The film’s tonal shifts can be jarring. There has to be an assumption of what is performance and what is life in the film and I have to suppose that the moments captured inside the limousine are the closest to Oscar’s true self. As such, the moments within the limousine feel much more personal than any other sections of the film. You witness Oscar’s process as he applies the makeup and truly becomes another person. Perhaps Céline is the only person to really know the man and her relationship with him grows to feel sisterly. The two share an unspoken closeness communicated by glances through mirrors. The two never truly see one another as Oscar only ventures out of the car in character.
Denis Lavant delivers a performance that is a true tour de force. So little time is spent with each character with us rarely learning even their names, but Lavant is able to make each feel complete. Watching his snap transition as he exits the back of the limousine is mind boggling. Many of his characters do not even speak, but he is able to tell us all that we need to know through his performance. The man has immense talent but the success comes from his complete devotion to character. I don’t know that there are many actors that would perform a stylized sex act in a motion capture suit, portray a sewer dwelling vagrant and cold blooded murderer, least of all checking each box in the same film. Regardless of your enjoyment of the film his ability and the strength of his performance cannot be denied; it is remarkably brave and impressive.
Let’s not forget to praise the warped mind of Leos Carax. He infuses a distinctiveness into each piece that allows them to feel singular while maintaining some thematic through line. I wouldn’t want to remove any piece from the whole because they do in fact work best together. It is interesting that the pieces become direr as the film progresses. As the night stumbles along the sadness of the stories crescendos subtly. Flights of fancy are forced to face the struggles of real life with the theme of death becoming the loudest speaker. It is a testament to both his writing and direction that he is able to make seemingly individual sections feel necessarily conjoined. He knows when to make the action frantic and when to slow it down and allows us to take our time in consuming the smaller moments. Your eyes will delight in the images that flood your screen whether or not you understand their purpose. The accordion interlude alone, which is marvelous and downright fun to watch, makes the entire ball of confusion worth the time. I would happily start every morning by simply watching this interlude. The film is ultimately confusing and I do not know that even repeat viewings will provide you with answers to its desired message, but the time you spend with the film will leave a lasting impression.

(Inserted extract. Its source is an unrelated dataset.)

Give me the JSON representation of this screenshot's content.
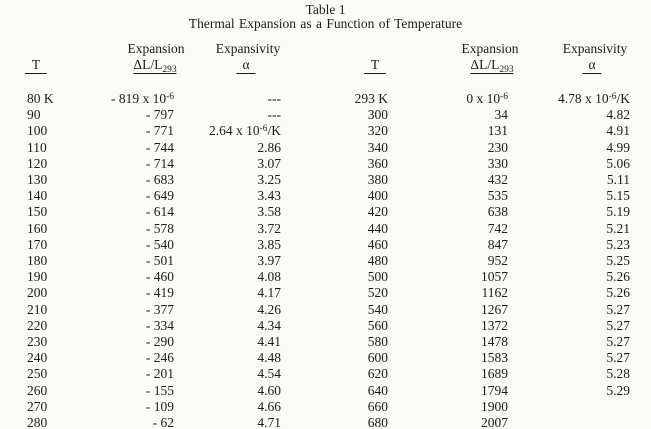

It’s sometimes nice to just sit back and enjoy a film that demands little from you. On the other hand, it can be really interesting to take in something more challenging. They can offer you a gateway to a style that you never thought you’d like and can leave your brain reeling. Holy Motors is by no means an easy film. It truly is a film that you do not watch but rather experience. Denis Lavant confidently strides onto the screen with a performance that will baffle your senses. He inhabits multiple characters so fully as to make you forget the man that drifts between them. Writer/director Leos Carax makes strong choices that result in a spectacle for the eyes. The film is admittedly hard to understand and is perhaps best enjoyed by not trying to find its root. Holy Motors is a beautifully confusing surreal film that challenges the very idea of its medium. Make it a fully surreal experience and preface it with an appetizer of Luis Buñuel’s Un chien andalou, although the combination will probably leave you feeling all weird inside.